Two plays later, Manning hit Victor Cruz for a 2-yard touchdown and a 9-0 lead late in the first quarter.
Then Brady got hot, completing a Super Bowl-record 16 straight passes, and the Patriots surged to a 17-15 lead.
"I thought we played very competitive, had our moments where we moved the ball and stopped them," Belichick said. "We were in the lead for a good part of the game. We just came up a couple of plays short."
The Patriots had a chance to make it a two-possession game when a mix-up on the Giants defense left Welker alone.
On a second-and-11 at the Patriots 44, the sure-handed receiver had a chance to score. All he had to do was catch the ball and, perhaps, make it to the end zone. Amazingly, the ball went off his hands.
"It's one of those plays I've made 1,000 times," he said.
Brady and Deion Branch failed to connect on the next play on a pass just behind the receiver and the Patriots punted.
"We had opportunities to put this team away and we didn't," Branch said. "All the plays were big. Every play is important. Had I made the catch that was behind me, that could have been a key third down but we didn't connect on it."
After the punt, when Manning started the winning 88-yard drive capped by Ahmad Bradshaw's 6-yard touchdown run with 57 seconds to go.
Had Welker made the catch and the Patriots scored, that touchdown might have been insignificant.

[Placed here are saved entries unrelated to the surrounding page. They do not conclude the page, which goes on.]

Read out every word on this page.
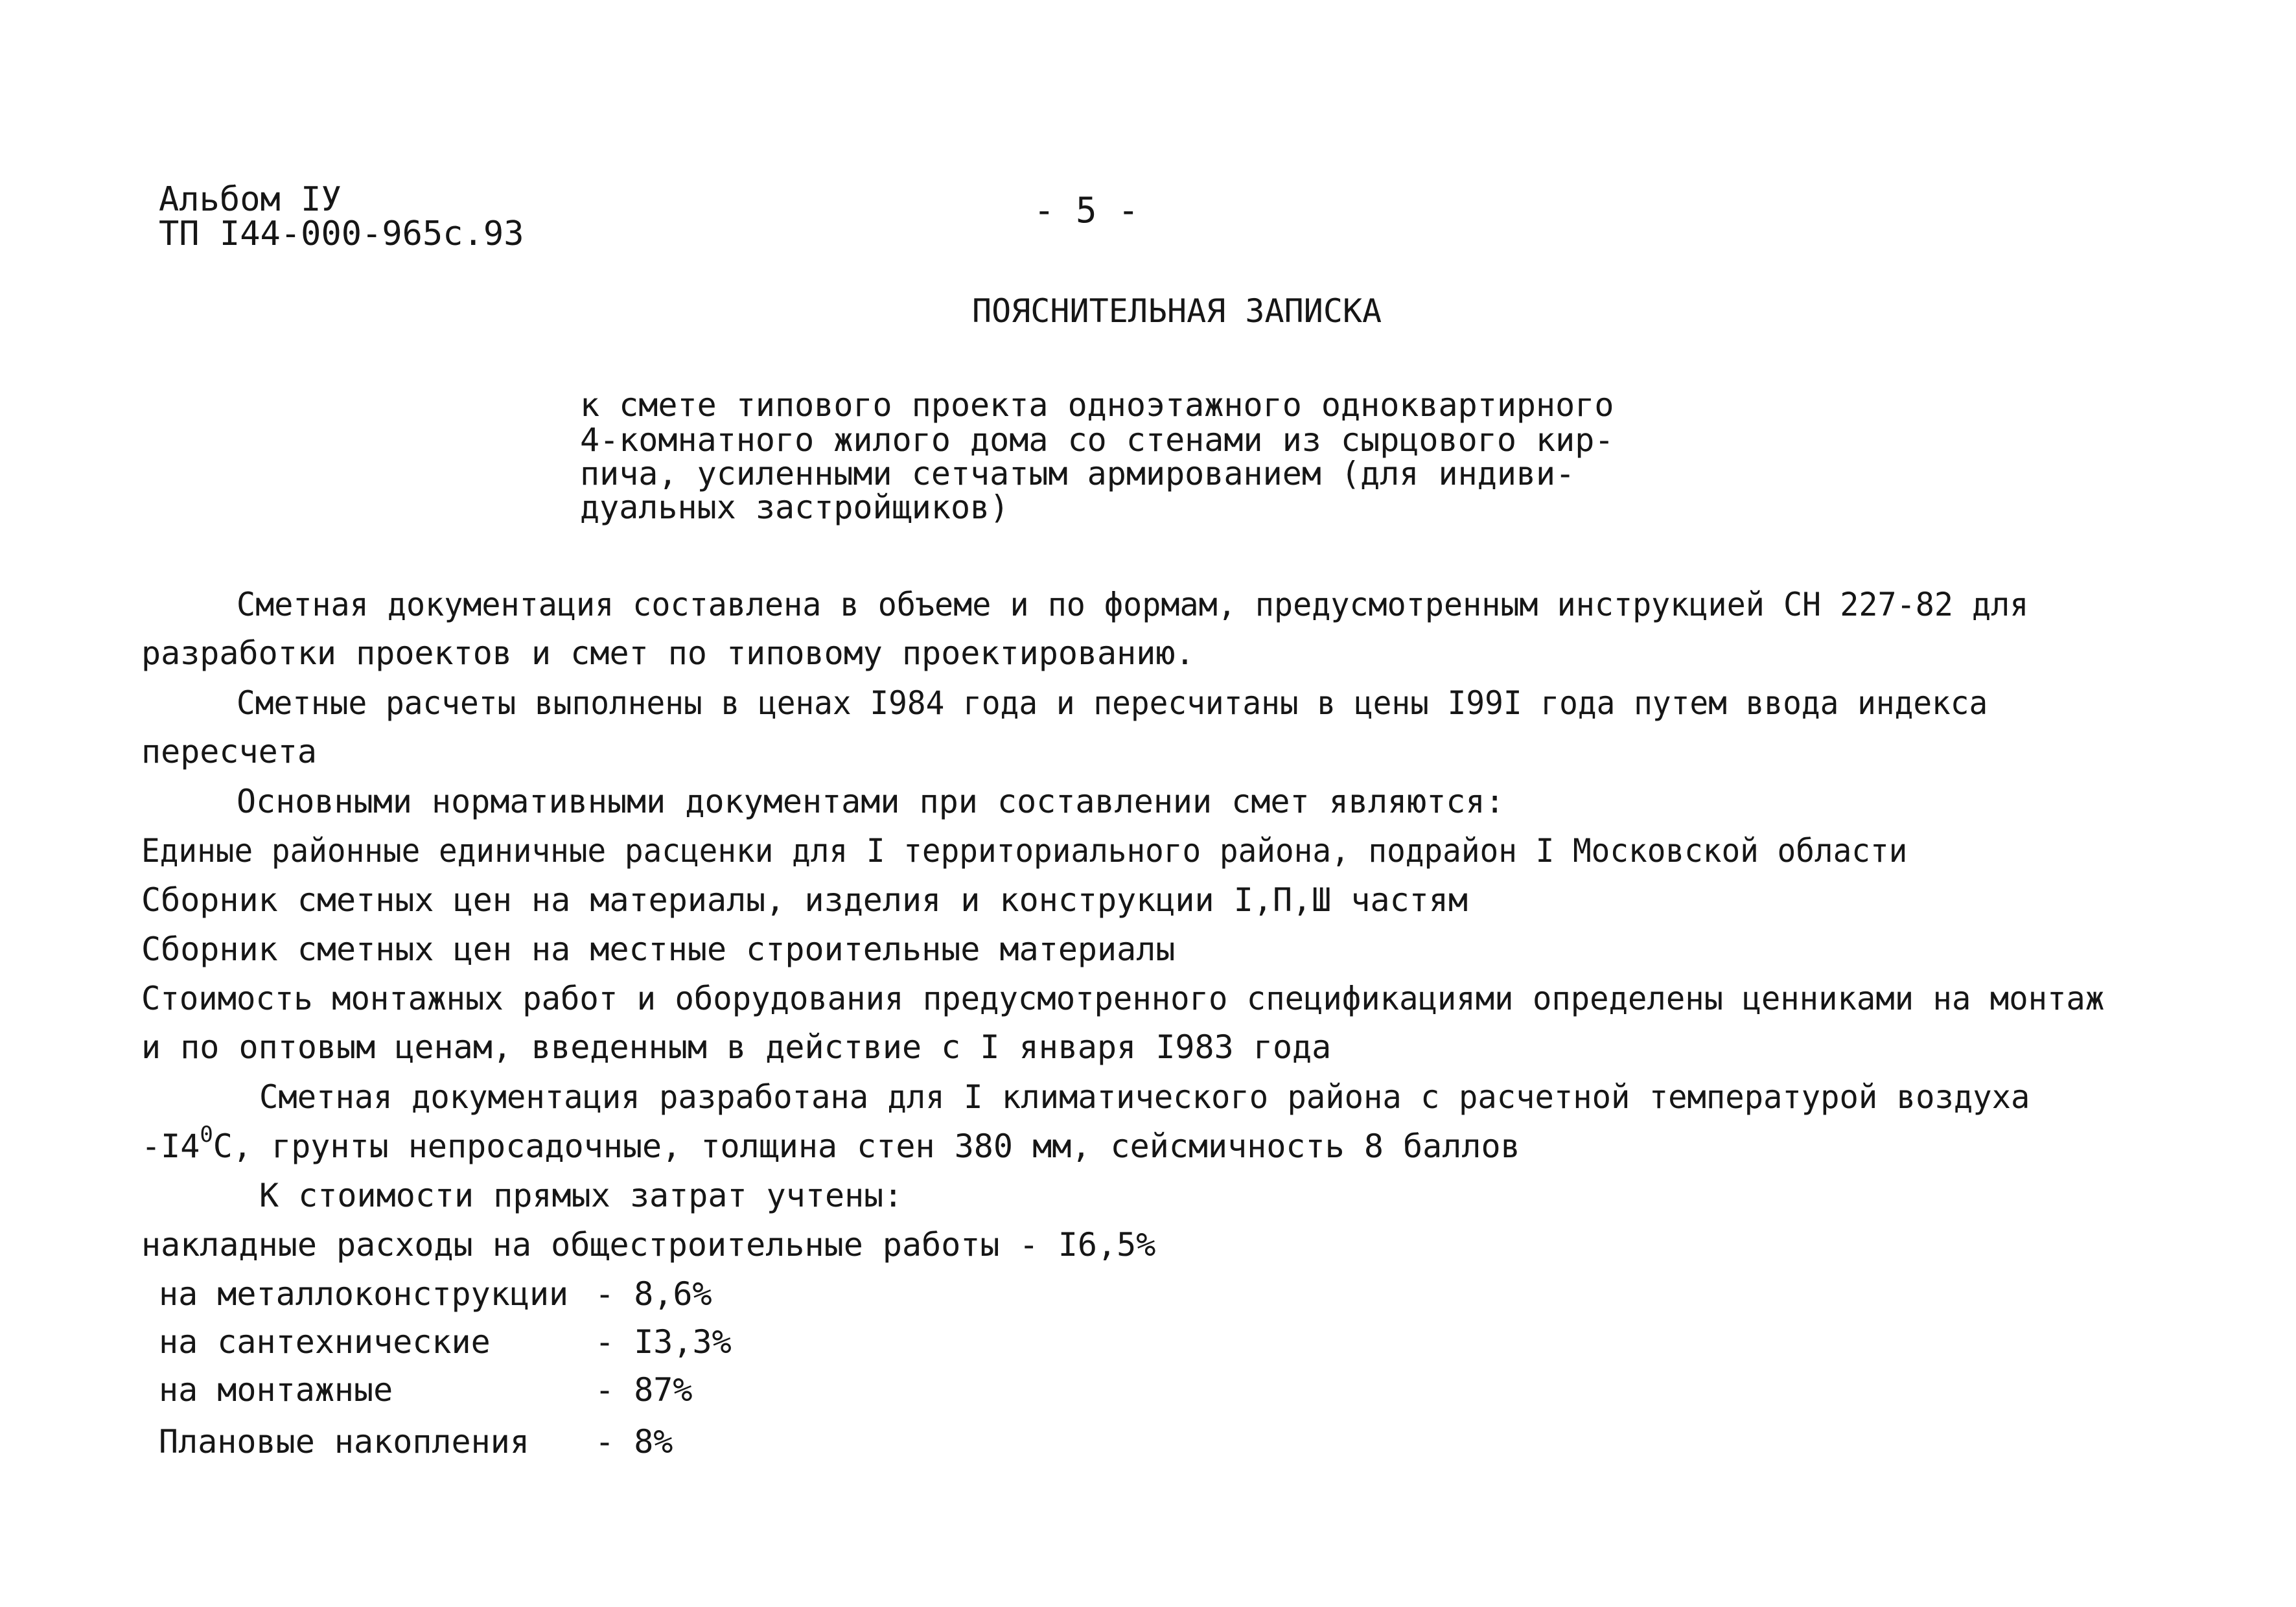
Альбом IУ
ТП I44-000-965с.93
- 5 -
ПОЯСНИТЕЛЬНАЯ ЗАПИСКА
к смете типового проекта одноэтажного одноквартирного
4-комнатного жилого дома со стенами из сырцового кир-
пича, усиленными сетчатым армированием (для индиви-
дуальных застройщиков)
Сметная документация составлена в объеме и по формам, предусмотренным инструкцией СН 227-82 для
разработки проектов и смет по типовому проектированию.
Сметные расчеты выполнены в ценах I984 года и пересчитаны в цены I99I года путем ввода индекса
пересчета
Основными нормативными документами при составлении смет являются:
Единые районные единичные расценки для I территориального района, подрайон I Московской области
Сборник сметных цен на материалы, изделия и конструкции I,П,Ш частям
Сборник сметных цен на местные строительные материалы
Стоимость монтажных работ и оборудования предусмотренного спецификациями определены ценниками на монтаж
и по оптовым ценам, введенным в действие с I января I983 года
Сметная документация разработана для I климатического района с расчетной температурой воздуха
$-I4^0С$, грунты непросадочные, толщина стен 380 мм, сейсмичность 8 баллов
К стоимости прямых затрат учтены:
накладные расходы на общестроительные работы - I6,5%
на металлоконструкции - 8,6%
на сантехнические	- I3,3%
на монтажные	- 87%
Плановые накопления - 8%
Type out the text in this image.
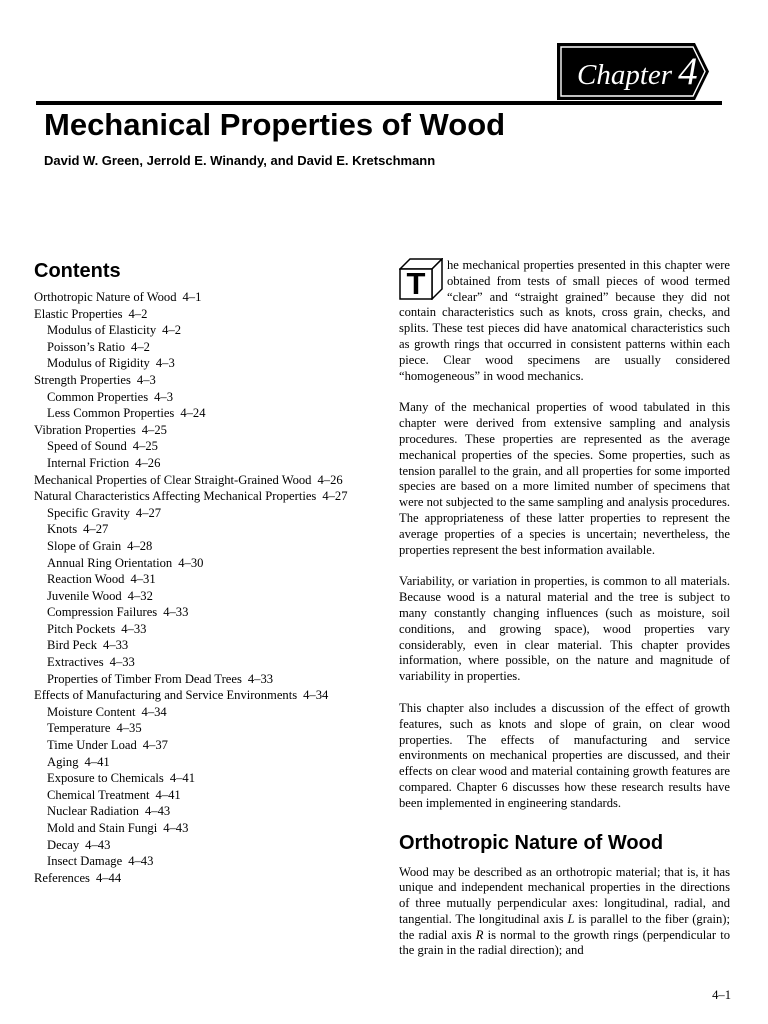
Chapter 4
Mechanical Properties of Wood
David W. Green, Jerrold E. Winandy, and David E. Kretschmann
Contents
Orthotropic Nature of Wood 4–1
Elastic Properties 4–2
Modulus of Elasticity 4–2
Poisson’s Ratio 4–2
Modulus of Rigidity 4–3
Strength Properties 4–3
Common Properties 4–3
Less Common Properties 4–24
Vibration Properties 4–25
Speed of Sound 4–25
Internal Friction 4–26
Mechanical Properties of Clear Straight-Grained Wood 4–26
Natural Characteristics Affecting Mechanical Properties 4–27
Specific Gravity 4–27
Knots 4–27
Slope of Grain 4–28
Annual Ring Orientation 4–30
Reaction Wood 4–31
Juvenile Wood 4–32
Compression Failures 4–33
Pitch Pockets 4–33
Bird Peck 4–33
Extractives 4–33
Properties of Timber From Dead Trees 4–33
Effects of Manufacturing and Service Environments 4–34
Moisture Content 4–34
Temperature 4–35
Time Under Load 4–37
Aging 4–41
Exposure to Chemicals 4–41
Chemical Treatment 4–41
Nuclear Radiation 4–43
Mold and Stain Fungi 4–43
Decay 4–43
Insect Damage 4–43
References 4–44

T
he mechanical properties presented in this chapter were obtained from tests of small pieces of wood termed “clear” and “straight grained” because they did not contain characteristics such as knots, cross grain, checks, and splits. These test pieces did have anatomical characteristics such as growth rings that occurred in consistent patterns within each piece. Clear wood specimens are usually considered “homogeneous” in wood mechanics.

Many of the mechanical properties of wood tabulated in this chapter were derived from extensive sampling and analysis procedures. These properties are represented as the average mechanical properties of the species. Some properties, such as tension parallel to the grain, and all properties for some imported species are based on a more limited number of specimens that were not subjected to the same sampling and analysis procedures. The appropriateness of these latter properties to represent the average properties of a species is uncertain; nevertheless, the properties represent the best information available.

Variability, or variation in properties, is common to all materials. Because wood is a natural material and the tree is subject to many constantly changing influences (such as moisture, soil conditions, and growing space), wood properties vary considerably, even in clear material. This chapter provides information, where possible, on the nature and magnitude of variability in properties.

This chapter also includes a discussion of the effect of growth features, such as knots and slope of grain, on clear wood properties. The effects of manufacturing and service environments on mechanical properties are discussed, and their effects on clear wood and material containing growth features are compared. Chapter 6 discusses how these research results have been implemented in engineering standards.

Orthotropic Nature of Wood

Wood may be described as an orthotropic material; that is, it has unique and independent mechanical properties in the directions of three mutually perpendicular axes: longitudinal, radial, and tangential. The longitudinal axis L is parallel to the fiber (grain); the radial axis R is normal to the growth rings (perpendicular to the grain in the radial direction); and

4–1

"The ball is right there," Welker said. "I've just got to make the play. It's a play I've made 1,000 times in practice and everything else."
But Welker is a big reason the Patriots reached the Super Bowl. And just one reason they lost it.
"He's a hell of a player," Brady said. "I'll keep throwing the ball to him for as long as I possibly can. He's a phenomenal player and teammate. I love that guy."
When Welker was done with his stint at the postgame podium, he walked slowly to the team bus with a backpack over his left shoulder. At one point, he passed a group of cheering fans dressed in Giants shirts. He kept walking, looking blankly straight ahead.
At least he could share the misery with his teammates.
"I think every guy in the locker room wishes they could have done a little more," Brady said.